Koko's large black eyes—black in the dim lamplight of the motel—were brimming with concentration, and Qwil-leran told himself, He's trying to transmit a thought; I must relax; I must be receptive.

Koko was concentrating, however, on a spider crawling up the wall, and after springing at it and knocking it down, he ate it.

"Disgusting!" Qwilleran said and went back to his own thoughts, recalling his incredible week in the Potatoes: getting lost in the woods, the unpleasant episode at the golf club, the horrifying accident at the waterfall, the pain and incapacitation that resulted, the washout and the prospect of being marooned on Tiptop, the ordeal on the muddy trail . . .

"I don't know why I came to the damned Potatoes in the first place! Do you know, Koko?" Then he answered his own question. He remembered the party celebrating his inheritance ... all those good friends ... all that mediocre food . . . someone suggesting the Potato Mountains for a vacation . . . himself jumping at the idea and pursuing it like a fool, persevering against odds, agreeing to pay $1,000 a week for a white elephant. Why? What attracted him? How could he explain his stubborn resolve?

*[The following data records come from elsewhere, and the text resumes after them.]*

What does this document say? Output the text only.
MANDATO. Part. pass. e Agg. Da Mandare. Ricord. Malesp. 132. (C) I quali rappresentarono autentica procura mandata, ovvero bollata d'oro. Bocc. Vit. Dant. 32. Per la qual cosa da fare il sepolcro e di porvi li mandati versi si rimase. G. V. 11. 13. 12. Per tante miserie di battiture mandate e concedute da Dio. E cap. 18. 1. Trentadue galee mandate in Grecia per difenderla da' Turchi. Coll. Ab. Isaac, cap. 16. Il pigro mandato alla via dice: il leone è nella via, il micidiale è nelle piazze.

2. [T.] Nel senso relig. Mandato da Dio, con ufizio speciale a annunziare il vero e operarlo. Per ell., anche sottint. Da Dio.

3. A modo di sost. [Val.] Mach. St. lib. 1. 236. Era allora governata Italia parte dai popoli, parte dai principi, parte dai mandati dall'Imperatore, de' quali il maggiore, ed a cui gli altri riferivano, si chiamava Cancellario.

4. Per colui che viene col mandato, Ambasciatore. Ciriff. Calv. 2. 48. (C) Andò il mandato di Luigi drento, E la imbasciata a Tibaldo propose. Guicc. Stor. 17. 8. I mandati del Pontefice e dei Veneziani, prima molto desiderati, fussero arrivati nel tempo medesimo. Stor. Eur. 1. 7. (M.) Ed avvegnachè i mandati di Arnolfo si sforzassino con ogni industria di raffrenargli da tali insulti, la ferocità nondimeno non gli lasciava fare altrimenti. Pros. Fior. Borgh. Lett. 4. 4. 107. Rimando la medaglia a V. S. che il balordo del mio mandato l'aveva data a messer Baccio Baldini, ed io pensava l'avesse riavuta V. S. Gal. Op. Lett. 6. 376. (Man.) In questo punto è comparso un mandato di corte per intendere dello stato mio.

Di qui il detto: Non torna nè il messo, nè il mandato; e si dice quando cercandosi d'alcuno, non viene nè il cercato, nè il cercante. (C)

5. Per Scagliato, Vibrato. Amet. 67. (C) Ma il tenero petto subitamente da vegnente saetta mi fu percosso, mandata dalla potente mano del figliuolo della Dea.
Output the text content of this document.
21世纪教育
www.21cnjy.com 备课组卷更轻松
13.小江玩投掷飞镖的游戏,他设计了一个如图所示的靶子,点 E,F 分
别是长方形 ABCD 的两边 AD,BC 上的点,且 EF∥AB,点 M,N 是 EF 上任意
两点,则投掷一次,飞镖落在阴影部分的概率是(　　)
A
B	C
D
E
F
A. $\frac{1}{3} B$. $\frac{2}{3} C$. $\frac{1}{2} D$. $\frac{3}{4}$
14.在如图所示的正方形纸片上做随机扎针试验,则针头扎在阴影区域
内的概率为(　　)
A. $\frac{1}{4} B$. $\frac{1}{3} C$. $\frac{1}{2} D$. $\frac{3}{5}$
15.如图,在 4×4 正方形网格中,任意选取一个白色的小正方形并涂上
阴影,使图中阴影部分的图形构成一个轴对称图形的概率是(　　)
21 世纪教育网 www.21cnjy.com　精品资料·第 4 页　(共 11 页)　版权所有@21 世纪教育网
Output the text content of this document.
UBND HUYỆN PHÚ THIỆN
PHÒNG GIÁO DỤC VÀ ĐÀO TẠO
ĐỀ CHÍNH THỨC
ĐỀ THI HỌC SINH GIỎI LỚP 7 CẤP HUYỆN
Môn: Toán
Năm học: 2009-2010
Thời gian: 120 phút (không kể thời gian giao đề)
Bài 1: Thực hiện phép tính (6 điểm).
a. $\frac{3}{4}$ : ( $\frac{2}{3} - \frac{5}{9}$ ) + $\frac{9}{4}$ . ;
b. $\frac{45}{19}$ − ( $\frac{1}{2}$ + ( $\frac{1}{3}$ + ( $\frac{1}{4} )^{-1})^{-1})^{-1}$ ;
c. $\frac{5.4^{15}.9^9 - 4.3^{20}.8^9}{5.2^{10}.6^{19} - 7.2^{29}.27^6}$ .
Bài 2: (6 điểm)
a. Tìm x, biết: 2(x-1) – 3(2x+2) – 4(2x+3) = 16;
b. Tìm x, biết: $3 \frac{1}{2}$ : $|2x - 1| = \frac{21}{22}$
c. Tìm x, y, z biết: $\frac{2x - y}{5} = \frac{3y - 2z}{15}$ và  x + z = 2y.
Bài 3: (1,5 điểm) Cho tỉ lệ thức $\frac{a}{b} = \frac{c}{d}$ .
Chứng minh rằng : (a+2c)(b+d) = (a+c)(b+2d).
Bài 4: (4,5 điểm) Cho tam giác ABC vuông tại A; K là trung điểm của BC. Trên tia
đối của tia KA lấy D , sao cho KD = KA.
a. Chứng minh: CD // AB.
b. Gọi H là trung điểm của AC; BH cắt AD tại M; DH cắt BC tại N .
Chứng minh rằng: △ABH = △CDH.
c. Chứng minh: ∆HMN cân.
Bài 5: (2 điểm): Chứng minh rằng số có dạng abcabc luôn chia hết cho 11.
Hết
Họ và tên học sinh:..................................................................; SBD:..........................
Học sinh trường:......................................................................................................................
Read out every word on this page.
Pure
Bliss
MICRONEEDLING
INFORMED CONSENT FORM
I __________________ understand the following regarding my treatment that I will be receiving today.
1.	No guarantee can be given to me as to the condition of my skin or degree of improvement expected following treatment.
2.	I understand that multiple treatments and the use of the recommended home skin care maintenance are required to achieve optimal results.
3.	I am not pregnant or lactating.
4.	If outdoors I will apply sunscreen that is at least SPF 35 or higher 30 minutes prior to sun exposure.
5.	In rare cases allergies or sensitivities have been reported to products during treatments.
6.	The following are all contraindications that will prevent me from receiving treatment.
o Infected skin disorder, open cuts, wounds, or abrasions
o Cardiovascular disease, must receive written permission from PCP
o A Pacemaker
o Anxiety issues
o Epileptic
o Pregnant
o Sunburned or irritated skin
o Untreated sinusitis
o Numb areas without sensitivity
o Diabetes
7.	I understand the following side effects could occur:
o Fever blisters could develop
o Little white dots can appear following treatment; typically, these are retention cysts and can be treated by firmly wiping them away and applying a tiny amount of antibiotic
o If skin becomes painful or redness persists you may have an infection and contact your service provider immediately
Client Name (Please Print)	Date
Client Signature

Koko was watching him with twitching whiskers, and Qwilleran put a hand to his own moustache. Slowly the cat rose from his lounging position on the bed. He arched his back and stiffened his tail and pranced, stiff-legged, around the mattress. Qwilleran watched the performance and wondered what it was supposed to convey, if anything.

Round and round Koko paraded until Qwilleran recalled the revolving circle on top of Little Potato—the silent marchers with lanterns, believing in the power of thought and fervently willing their kinsman to be returned to them.

No! he thought. How could their influence be felt in Pickax, many hundreds of miles away? "Impossible!" he said aloud, and yet he stroked his moustache with a heavy hand, and as he pondered the cosmic conundrum, Koko caught another spider.